Today's embedded applications are rapidly evolving. Traditional DSP applications are adding networking and other control functionality. At the same time, the typical MCU control application will often include streaming media processing and other DSP functions.
An emerging solution for this new class of “hybrid” application is the convergent processor. This design approach combines both DSP and RISC/microcontroller capabilities into a single, unified architecture. The convergent processor can operate solely a DSP engine, or be totally dedicated to a control application, or any point in between. This allows designers of everything from portable devices to industrial control to automotive infotainment to take advantage of lower costs and a smaller footprint, since they can often replace two devices ” RISC and DSP – with a single converged dual mode processor, such as the Blackfin (Figure 1, below).
However, the worlds of DSP and microcontroller (MCU) once operated independently, and the respective development engineers approached their craft very differently. Early DSP engineers did all of their work ” large amounts of data processed with an algorithm ” in assembly language. MCU engineers, on the other hand, focused their attention on complex interactions between external events and the application code. Now these two worlds are coming together, we need to understand the hardware and software issues that must be addressed as these disparate worlds move to a convergent processor.

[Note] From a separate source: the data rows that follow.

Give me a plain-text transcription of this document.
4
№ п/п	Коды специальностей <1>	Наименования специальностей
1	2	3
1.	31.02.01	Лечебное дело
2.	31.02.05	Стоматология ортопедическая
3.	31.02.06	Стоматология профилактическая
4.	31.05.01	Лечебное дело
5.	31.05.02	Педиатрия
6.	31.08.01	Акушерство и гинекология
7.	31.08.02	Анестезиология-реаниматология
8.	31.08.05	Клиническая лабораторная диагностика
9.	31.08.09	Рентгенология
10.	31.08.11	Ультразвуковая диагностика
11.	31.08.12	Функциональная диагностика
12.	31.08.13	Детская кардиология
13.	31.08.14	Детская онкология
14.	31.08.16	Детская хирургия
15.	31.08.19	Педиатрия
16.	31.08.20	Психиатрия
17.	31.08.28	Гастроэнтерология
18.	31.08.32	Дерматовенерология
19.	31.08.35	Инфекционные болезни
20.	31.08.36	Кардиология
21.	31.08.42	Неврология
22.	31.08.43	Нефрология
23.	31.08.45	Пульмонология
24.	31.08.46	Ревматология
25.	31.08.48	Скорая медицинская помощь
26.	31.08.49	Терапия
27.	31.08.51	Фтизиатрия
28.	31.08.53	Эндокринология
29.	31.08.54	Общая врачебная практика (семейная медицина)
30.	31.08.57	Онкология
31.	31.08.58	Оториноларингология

The DSP engineer looks at the convergent processor and sees a DSP because the underlying processing engine includes one or more multiply accumulate (MAC) computational units and loop control registers. In the past, these capabilities were put to full use by hand programming in assembly. Today, the convergent processor also provides the DSP programmer a model that more closely matches what is done in a prototyping system in C or some simulation language. The DSP engineer, even when C is used, is focused on understanding where cycles are spent, because if it makes sense, key algorithms can be implemented in assembly.
Additionally, the DSP engineer seeks out ways to integrate a direct memory access (DMA) controller to move data around independent of the core. There are choices to be made in terms of which DMA channels should have priority based on the degree of how “real-time” they are and the amount of data being moved.
Similarly, the priority of interrupt levels are also programmable and need to be tuned for the application. Interrupt service routines are looked at as the most critical code and are of course treated as such, garnering a place in the fastest memory. Finally, the DSP programmer will look to use specialized instructions that can be used to accelerate specific processing such as Viterbi or video pixel processing, ideally through the use of intrinsics that come with the compiler. In short, the common theme on the DSP side is performance.
The microcontroller engineer, on the other hand, is generally developing code at the application level, well abstracted away from the complexities of the underlying MCU and its multitude of I/O capabilities. However, the engineering team will still be concerned to balance the needs of a wide variety of competing application needs for available processor resources, whether that is CPU time or I/O bandwidth.
They will want to verify that there is sufficient 'headroom' within the resources provided by the MCU even under the worst case situation when all the most critical interrupts in the I/O stream occur during the processing time of the highest priority application tasks. This is not usually an issue of execution within a hard deadline (except the for ISRs themselves of course), but whether the system as a whole can cope with the worst case loading and provide an overall response times within the constraints of the most demanding load generated by the target application design.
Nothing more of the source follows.